GB News’ New Man of the People Was Given Tens of Thousands by Aristocrats
‘A breath of fresh air.'
by Sam Bright
10 March 2023
Conservative party vice chair and new GB News presenter Lee Anderson has been given tens of thousands of pounds by uber-posh patrons over the last three years.
Anderson, who is the MP for Ashfield, has attempted to cultivate a straight-talking ‘man of the people’ persona since he was elected to parliament in 2019 – calling for the reintroduction of the death penalty and last year suggesting that food banks are largely unnecessary because it’s possible to cook a meal for 30p.
This week GB News announced that Anderson will be taking up a presenting slot, joining fellow Conservative MPs Jacob Rees-Mogg, Philip Davies, and Esther McVey as a host at the rightwing broadcaster.
GB News editorial director Michael Booker said: “Lee has been a breath of fresh air in Westminster since he was elected, doing something that many politicians are scared to do: talking honestly about what they believe.
“Our viewers and listeners appreciate his common sense language, something that has been missing from politics for a long time.
“As the next election will be fought in the Red Wall, Lee’s insights into northern voters will be key,” Booker added, even though Ashfield is in the east Midlands, not the North of England.
Anderson’s working-man image stands in stark contrast to the organisations that fund his political efforts.
Entries to the members’ registry of interests show that since August 2019, Anderson has directly received £60,000 in cash donations – money that can be used for political purposes, like helping to fund a constituency office or paying for research. The majority of this money, £45,000, has been donated by the Cayzer family – an aristocratic dynasty that made its money from shipping in the 19th Century.
Some £43,000 has been donated by the Cayzer Trust, the wealth of which is derived from shipping magnate Charles Cayzer, who was elected as a Conservative MP in 1892, before his nomination as a hereditary peer. Cayzer used this wealth to buy “vast country estates in Scotland”, according to the Morning Star.
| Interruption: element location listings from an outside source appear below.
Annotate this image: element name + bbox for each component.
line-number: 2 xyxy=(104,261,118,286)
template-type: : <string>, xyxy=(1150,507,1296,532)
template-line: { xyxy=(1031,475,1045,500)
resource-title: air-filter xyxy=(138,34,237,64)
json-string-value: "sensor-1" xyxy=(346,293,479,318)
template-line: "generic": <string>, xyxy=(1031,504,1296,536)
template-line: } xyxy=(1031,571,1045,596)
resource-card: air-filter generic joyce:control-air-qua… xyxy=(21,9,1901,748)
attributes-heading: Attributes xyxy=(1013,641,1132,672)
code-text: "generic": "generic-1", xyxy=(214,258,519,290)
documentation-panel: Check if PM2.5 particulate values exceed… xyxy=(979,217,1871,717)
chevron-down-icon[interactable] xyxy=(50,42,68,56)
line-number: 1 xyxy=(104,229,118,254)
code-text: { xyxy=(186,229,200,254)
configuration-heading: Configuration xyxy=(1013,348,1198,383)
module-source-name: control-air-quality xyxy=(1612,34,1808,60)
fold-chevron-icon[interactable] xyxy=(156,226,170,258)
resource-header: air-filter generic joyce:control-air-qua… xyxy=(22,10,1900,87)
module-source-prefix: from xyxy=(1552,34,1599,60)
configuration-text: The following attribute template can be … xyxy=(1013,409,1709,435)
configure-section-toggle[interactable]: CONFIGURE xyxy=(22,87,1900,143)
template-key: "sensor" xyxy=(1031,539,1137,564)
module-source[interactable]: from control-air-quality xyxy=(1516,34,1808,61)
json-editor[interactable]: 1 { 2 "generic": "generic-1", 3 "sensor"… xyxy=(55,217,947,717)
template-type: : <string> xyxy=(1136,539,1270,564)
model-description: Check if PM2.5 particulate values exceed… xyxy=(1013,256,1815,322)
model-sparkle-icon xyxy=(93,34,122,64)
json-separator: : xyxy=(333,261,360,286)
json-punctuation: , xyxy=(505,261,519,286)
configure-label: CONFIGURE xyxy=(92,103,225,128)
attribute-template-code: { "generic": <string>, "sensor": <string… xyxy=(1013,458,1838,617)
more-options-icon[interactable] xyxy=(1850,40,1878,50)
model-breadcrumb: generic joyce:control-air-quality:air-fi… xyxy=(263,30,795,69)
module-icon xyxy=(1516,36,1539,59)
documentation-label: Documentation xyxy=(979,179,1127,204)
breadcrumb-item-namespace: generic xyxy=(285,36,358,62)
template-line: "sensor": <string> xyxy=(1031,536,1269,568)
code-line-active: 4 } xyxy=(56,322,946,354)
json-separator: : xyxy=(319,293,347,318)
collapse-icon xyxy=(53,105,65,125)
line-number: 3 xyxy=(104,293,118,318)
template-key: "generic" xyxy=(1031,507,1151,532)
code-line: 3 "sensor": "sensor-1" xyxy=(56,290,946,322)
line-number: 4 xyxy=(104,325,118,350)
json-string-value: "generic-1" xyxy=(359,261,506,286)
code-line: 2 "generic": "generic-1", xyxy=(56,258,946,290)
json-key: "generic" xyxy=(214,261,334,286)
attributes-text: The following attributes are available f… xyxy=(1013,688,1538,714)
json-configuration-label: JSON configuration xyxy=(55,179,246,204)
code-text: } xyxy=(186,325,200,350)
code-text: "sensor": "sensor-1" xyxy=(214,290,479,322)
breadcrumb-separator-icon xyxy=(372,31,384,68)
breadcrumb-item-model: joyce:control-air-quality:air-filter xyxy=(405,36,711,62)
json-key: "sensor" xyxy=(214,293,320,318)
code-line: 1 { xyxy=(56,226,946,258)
Cayzer’s descendants now trade in investments, with The Sunday Times 2020 Rich List estimating the family’s wealth at some £819 million. This is done through an investment firm called Caledonia Investments, which is 48% owned by the Cayzer family.
“Our strategy of investing capital carefully for the long term is how we build wealth for generations,” the Caledonia Investments website reads, claiming to manage assets worth £2.8 billion.
An additional £2,000 was donated to Anderson directly by Elizabeth Cayzer in November 2019.
The remaining £15,000 was donated to Anderson in January this year by the Carlton Club – the private members’ club and ‘spiritual home’ of the Conservative party that acted as its headquarters for a period in the early 19th century. Women were historically banned from becoming full members of the club and, from 1975 until 2008, Margaret Thatcher was the only woman entitled to full membership.
The club’s facilities include a wine room – in which the bottles are “displayed in illuminated and temperature-controlled glass cabinets” – and several lavishly-decorated lounges named after former Conservative prime ministers including the “Thatcher drawing room”. Membership currently costs upwards of £1,700 a year. Clothes deemed unacceptable to wear in the club (which may get you thrown out) include denim, tracksuits and t-shirts.
Anderson has attracted controversy and criticism both before and after his election to parliament. A former office manager for Ashfield Labour MP Gloria de Piero (also now a GB News presenter), Anderson defected to the Conservatives in 2018 and was nominated as the party’s local candidate a year later. During the 2019 campaign, Anderson was caught asking a friend to pose as a swing voter while being filmed by veteran political reporter Michael Crick, a week after suggesting that “nuisance” council house tenants should be forced to live in tents and pick seasonal vegetables for 12 hours a day.
Having earned the reputation of being the “British Fox News”, GB News is desperately seeking to become more credible, with its chairman Alan McCormick reportedly seeking to make the operation more “disciplined”. This week broadcasting regulator Ofcom found that now-former GB News presenter Mark Steyn “materially misled” his audience by claiming that COVID booster vaccines were causing higher infection, hospitalisation and deaths.
Anderson, GB News, Caledonian Investments and the Carlton Club did not respond to our requests for comment.
Sam Bright is DeSmog’s UK deputy editor, and the author of Fortress London: Why We Need to Save the Country from Its Capital.